Lone Star Book ReviewsBy Michelle Newby, NBCCContributing Editor

Lone Star Book Reviews
of Texas books appear weekly at LoneStarLiterary.com

“The Old English and High German word for building, buan, means to dwell. This signifies to remain, to stay in a place…to preserve and care for…”

What does “home” mean to you? Is it a place? A person? A particular period of time when you felt most like who you believed or wanted yourself to be? What happens when the meaning of home changes? How do we balance what we owe those we love and what we owe ourselves? Migratory Animals, Mary Helen Specht’s debut novel, unflinchingly tackles the hard stuff.

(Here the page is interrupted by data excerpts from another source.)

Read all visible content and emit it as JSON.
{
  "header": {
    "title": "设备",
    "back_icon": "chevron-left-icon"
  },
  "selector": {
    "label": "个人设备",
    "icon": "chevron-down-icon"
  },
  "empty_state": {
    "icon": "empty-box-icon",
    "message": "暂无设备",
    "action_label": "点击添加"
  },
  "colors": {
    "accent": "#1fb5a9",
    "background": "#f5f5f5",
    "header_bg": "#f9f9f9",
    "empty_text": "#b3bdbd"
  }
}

Specht employs five points of view to tell the story of a group of best friends from college who have each come to a crossroads. Flannery, prodigal daughter, sister, friend and flame, is “on the lam” in Nigeria from a difficult childhood and needy family. She has been there for five years and has built a career and fallen in love with a local. When Flannery returns to Austin to complete research that will allow her to secure funding so she can implement that research in Nigeria, she finally has to choose between her two lives. Her sister Molly has begun to exhibit symptoms of the genetic disease that killed their mother. Alyce, Flannery’s best friend, is (mostly) idly suicidal in a recurring depression. Flannery’s former flame Santiago is mired in the economic downturn of 2008 and still hoping she’ll come back to him. Harry is Alyce’s husband and Santiago’s business partner, trying to keep his family and business afloat. “All the things one thinks it is impossible to bear and yet. And yet. Who does not have to bear them?”

Migration is a powerful metaphor. So far this group of friends has moved as a flock. But peoples’ needs and circumstances change. Migratory Animals is a poignant examination of group dynamics, the individual’s role in that group, and the necessary adjustments and shifting alliances when an individual’s needs no longer allow him or her to perform the their assigned functions within the group. Every migratory pattern has a few outliers. Duty is a recurring theme, particularly the duty to witness. If a tree falls in a forest . . .

This is not an action novel, not plot-driven but character-driven, and the pacing can be a bit slow. We spend most of our time inside these characters’ heads. Fortunately, Specht has created vivid and complete characters with compelling backstories. My only quibble with them is that they are almost self-consciously multicultural—but as such they mirror Austin quite well.

Not every circumstance will turn out to have a happy resolution, but the ending is satisfying. A couple of threads are left to hang, but then that’s life, isn’t it?